El barón Meliadus guardó un momento de silencio, pensativo, antes de hablar. —¿Y si esa unificación se viera amenazada? —preguntó por fin.
—No creo que pueda serlo —replicó el conde Brass riendo—. En estos momentos no existe poder alguno capaz de resistir a la Granbretan.
—Tenéis razón al pensar así —admitió el barón con los labios apretados—. Nuestra lista de victorias casi nos aburre. Pero cuanto más conquistamos, tanto más extendemos nuestras fuerzas. Si, por ejemplo, conociéramos tan bien como vos las cortes de Europa, sabríamos en quién confiar y de quién desconfiar, y de ese modo podríamos concentrar nuestra atención en los puntos débiles. Tenemos, por ejemplo, al gran duque Ziminon como gobernador nuestro en Normandía. —El barón Meliadus miró cautelosamente al conde Brass—. ¿Diríais que hemos acertado al elegirlo?

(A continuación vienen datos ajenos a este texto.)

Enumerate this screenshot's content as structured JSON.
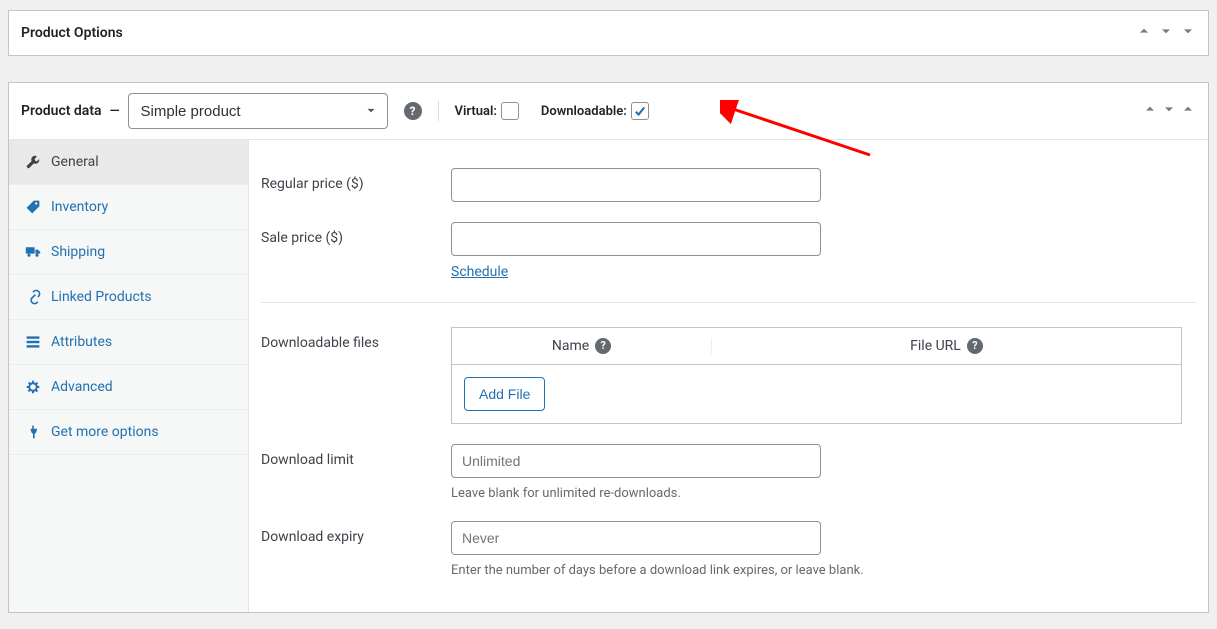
{
  "product_options": {
    "title": "Product Options"
  },
  "product_data": {
    "title": "Product data",
    "type_selected": "Simple product",
    "virtual": {
      "label": "Virtual:",
      "checked": false
    },
    "downloadable": {
      "label": "Downloadable:",
      "checked": true
    }
  },
  "tabs": {
    "general": "General",
    "inventory": "Inventory",
    "shipping": "Shipping",
    "linked": "Linked Products",
    "attributes": "Attributes",
    "advanced": "Advanced",
    "get_more": "Get more options"
  },
  "general": {
    "regular_price_label": "Regular price ($)",
    "sale_price_label": "Sale price ($)",
    "schedule_link": "Schedule",
    "downloadable_files_label": "Downloadable files",
    "col_name": "Name",
    "col_file_url": "File URL",
    "add_file_button": "Add File",
    "download_limit_label": "Download limit",
    "download_limit_placeholder": "Unlimited",
    "download_limit_help": "Leave blank for unlimited re-downloads.",
    "download_expiry_label": "Download expiry",
    "download_expiry_placeholder": "Never",
    "download_expiry_help": "Enter the number of days before a download link expires, or leave blank."
  }
}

Intentó apoderarse del trono de Normandía cuando lo poseía su primo Jewelard. ¿Creéis que se sentirá satisfecho con el trono estando bajo nuestro dominio?
—Ziminon, ¿eh? —dijo el conde Brass sonriendo—. Ayudé a derrotarlo en Rouen.
—Lo sé. Pero ¿qué opinión os merece?
La sonrisa del conde Brass se hizo más amplia al ver la ansiedad en la actitud del barón Meliadus. Ahora sabía con toda exactitud qué quería de él la Granbretan.
—Es un jinete excelente y ejerce cierta fascinación sobre las mujeres —dijo.
—Eso no nos ayuda a valorar hasta qué punto podemos confiar en él —dijo el barón dejando la copa de vino sobre la mesa, con un gesto casi impaciente.
—Cierto —admitió el conde Brass. Levantó la vista hacia el gran reloj de pared que colgaba sobre la chimenea. Sus manecillas doradas mostraban las once de la noche. Su enorme péndulo se balanceaba lentamente de un lado a otro, arrojando sobre la pared una sombra oscilante. En aquel momento empezaron a sonar las horas—. En el castillo de Brass solemos acostarnos temprano —dijo el conde con naturalidad—. Me temo que aquí vivimos como los campesinos de nuestro territorio. —Se levantó del sillón —. Haré que un sirviente os muestre vuestras habitaciones. Vuestros hombres ya han sido alojados en estancias cercanas a las vuestras.
Una débil sombra se extendió sobre el rostro del barón Meliadus.
—Conde Brass…, sabemos de vuestra habilidad política, de vuestra sabiduría y amplio conocimiento sobre todas las debilidades y fortalezas de las cortes europeas. Queremos emplear esos conocimientos. A cambio de lo cual os ofrecemos riquezas, poder, seguridad…
—En cuanto a las dos primeras, tengo todo lo que necesito, y con respecto a la tercera, estoy lo bastante seguro —replicó el conde Brass con suavidad al tiempo que tiraba de un cordón —. Espero que me disculpéis por estar tan cansado y deseando acostarme. He tenido una tarde muy ajetreada.
—Escuchad la voz de la razón, milord conde, os lo ruego —dijo el barón Meliadus, haciendo un evidente esfuerzo por parecer amable.
—Espero que os quedéis algún tiempo con nosotros, barón, y podáis comunicarnos todas las noticias. —En ese momento apareció un sirviente—. Mostrad sus habitaciones a nuestro huésped, por favor —le dijo al sirviente. Después, inclinándose hacia el barón, añadió—: Buenas noches, barón Meliadus. Espero veros mañana durante el desayuno, que aquí tomamos a las ocho.
Una vez que el barón se hubo marchado en pos del sirviente, el conde Brass permitió que en su rostro se reflejara una parte del regocijo que sentía. Era muy agradable saber que la Granbretan buscaba su ayuda, pero él no tenía la menor intención de concedérsela. Confiaba en que podría resistirse amablemente a las peticiones del barón, pues no sentía el menor deseo de enemistarse con el Imperio Oscuro. Además, el barón Meliadus le caía bien. Ambos parecían compartir ciertas cualidades comunes.